Thursday, June 16, 2005

Early Immigrant Days-7

One of the central things for us single young immigrants... in making our "I am somebody now" statement... was... after being "up North" for a while...making the triumphant trip "back home". The hall-mark of your success...was if you returned
not just alone...but with a pale-skinned northern companion. The bluer the eyes and the blonder the hair the better. That...

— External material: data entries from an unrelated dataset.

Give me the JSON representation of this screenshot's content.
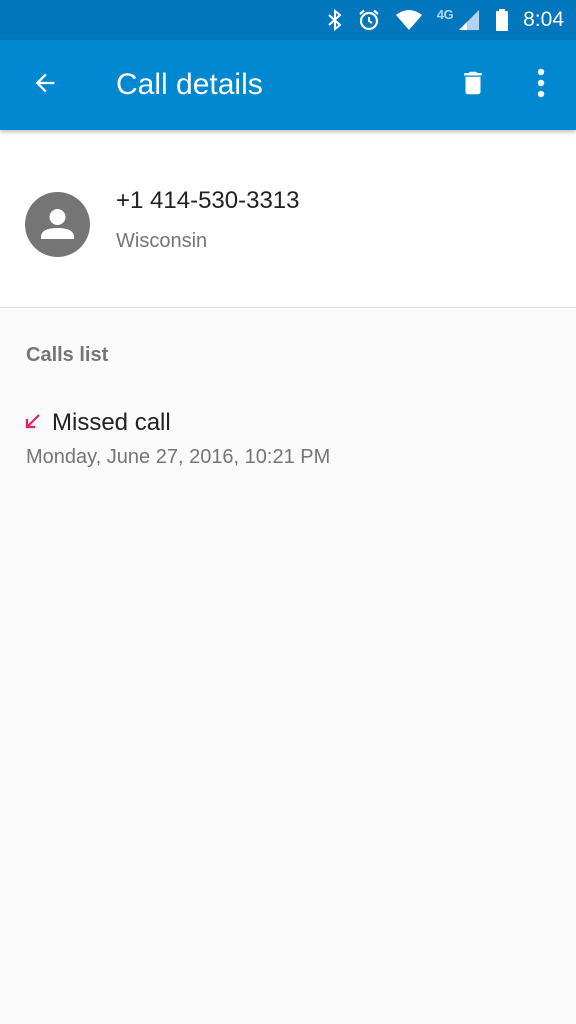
{
  "status_bar": {
    "network_label": "4G",
    "time": "8:04",
    "icons": [
      "bluetooth-icon",
      "alarm-icon",
      "wifi-icon",
      "cell-signal-icon",
      "battery-icon"
    ]
  },
  "toolbar": {
    "title": "Call details",
    "back_icon": "arrow-back-icon",
    "delete_icon": "trash-icon",
    "more_icon": "more-vert-icon"
  },
  "contact": {
    "number": "+1 414-530-3313",
    "location": "Wisconsin",
    "avatar_icon": "person-icon"
  },
  "calls": {
    "header": "Calls list",
    "items": [
      {
        "type": "Missed call",
        "datetime": "Monday, June 27, 2016, 10:21 PM",
        "icon": "missed-call-icon"
      }
    ]
  },
  "colors": {
    "status_bar": "#0277bd",
    "toolbar": "#0288d1",
    "missed_call": "#e91e63",
    "avatar": "#757575",
    "background": "#fafafa"
  }
}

accomplished in the shortest time after leaving Guyana, for a young expatriate...in those days...was the "big one". If you were
a young Guyana man returning with an Ojibwa princess...no-one would look twice at you. Ojibwa princesses...look too much like the dark beauties that bloom everywhere in the Land of Many Waters. With "Bwana" and "Mem Sahib" as your hero and heroine all through those years of colony moulding...bringing back one such was the angel on the Christmas tree. I must confess to delivering on this one. She was from Nova Scotia. More Scottish in some ways than the people I was later to meet in Scotland. She could speak Gaelic...play the bag pipes...and was a very fine Highland dancer. Her working class parents had brought her to Toronto...to put the finishing touches to her dancing career. My appearance on her scene...was met by a behind the scenes resistance that achieved its highest flowering...when one of her parents was heard to say..."Girl...if you keep going out with that guy...I'd rather go to your funeral than your wedding!". I think we left for our Guyana visit around this time one Christmas. Back in Guyana...the working class girl from Nova Scotia...was looked upon as a princess. The night she did her Highland dancing...the young women were left with their jaws slack...and the young men with their eyes wide. Some of the older folk had a look of pride on their faces. Looking back...I would say this pas-de-deux in the southern immigrant's dance was delivered almost flawlessly. There was one uncomfortable moment...when on the first night my father called me aside and asked me..."what my intentions were to this young woman". I sheepishly mumbled something and stumbled off to my solitary bed. It wasn't long after we arrived back from Guyana...she told me she was going away to Florida to become an airline hostess. She did and that was the end of our time together. Years later...remembering her...I wrote a song called..."Waitress in the Sky"......................Quester.